That advice comes not from Gordon Gekko and his friends on Wall Street, but rather from James Hamilton, a prominent academic economist and observer of the petroleum market. Hamilton writes:
If you can figure out a way to find resources whose value in their current use is not very great– in other words, if you buy low– and redeploy them somewhere else where their value is much greater– in other words, sell high– then you will not only add to your personal wealth, you will be creating new wealth for society as a whole. The process of allocating resources to their most efficient use is the heart of what drives economic growth. The fact that individuals have a strong personal incentive always to be looking for better ways to do that is the primary factor responsible for the standard of living that we enjoy today.

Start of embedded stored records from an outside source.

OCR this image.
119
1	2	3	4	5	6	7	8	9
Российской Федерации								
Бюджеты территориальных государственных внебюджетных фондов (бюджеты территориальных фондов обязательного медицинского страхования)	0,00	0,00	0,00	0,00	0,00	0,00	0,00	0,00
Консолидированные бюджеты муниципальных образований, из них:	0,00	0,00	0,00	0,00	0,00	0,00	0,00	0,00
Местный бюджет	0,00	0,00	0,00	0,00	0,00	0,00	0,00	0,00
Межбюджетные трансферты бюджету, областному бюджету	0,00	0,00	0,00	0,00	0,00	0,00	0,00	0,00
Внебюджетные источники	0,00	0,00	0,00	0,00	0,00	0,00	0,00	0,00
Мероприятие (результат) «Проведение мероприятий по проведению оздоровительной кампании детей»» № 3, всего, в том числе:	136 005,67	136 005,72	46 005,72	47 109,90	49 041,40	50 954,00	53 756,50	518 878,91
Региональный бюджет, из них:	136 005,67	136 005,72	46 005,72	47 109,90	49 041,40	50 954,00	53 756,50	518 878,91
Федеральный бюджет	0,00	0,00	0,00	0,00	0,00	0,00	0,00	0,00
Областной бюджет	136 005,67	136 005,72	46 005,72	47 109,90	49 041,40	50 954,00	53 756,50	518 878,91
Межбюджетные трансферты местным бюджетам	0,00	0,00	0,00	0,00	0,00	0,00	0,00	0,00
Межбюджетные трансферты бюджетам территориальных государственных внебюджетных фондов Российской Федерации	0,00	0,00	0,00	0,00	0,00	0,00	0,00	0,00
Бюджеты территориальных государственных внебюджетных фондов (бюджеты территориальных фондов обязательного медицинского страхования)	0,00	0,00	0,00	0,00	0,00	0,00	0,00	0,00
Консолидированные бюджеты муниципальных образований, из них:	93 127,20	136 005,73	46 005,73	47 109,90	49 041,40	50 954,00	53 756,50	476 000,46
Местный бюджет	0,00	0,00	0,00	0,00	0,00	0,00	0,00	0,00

What is an oil economist doing writing about wealth creation? Hamilton shows us with a simple example:
On Friday, you could buy a barrel of light, sweet crude oil produced in North Dakota for less than $81. On that same day, oil refiners in Port Arthur on the coast of Texas were paying around $110 to import a similar grade of oil produced in Nigeria. That’s $30 worth of incentive to you to try to figure out a way to transport oil from North Dakota to Port Arthur in order to replace a barrel of imported Nigerian oil with Williston sweet. As a nation, if we could divert some of the resources we are currently devoting to pay for oil imported from Nigeria, and use them instead to enable the Port Arthur refinery to get its oil from North Dakota, we will become richer.
You don’t have to be an oil expert to come up with the best solution for that: pipelines. This wealth effect is yet another reason that the Obama administration’s capitulation to green hacktivist hysterics over the Keystone XL pipeline is a loss for anyone concerned about the immediate well-being of the nation over far-flung hypotheticals.
Great, the skeptic replies, but how do we know the wealth effect isn’t the same sort of abstract idea with little real world merit? Well, Hamilton points out that a private company (who, unlike certain government-funded green technology companies have to worry about their bottom line) has offered to build a key part of the project…for free…with just a signature.
The president is still studying the matter. Via Meadia is with the economists on this one: sign, Mr. President, sign.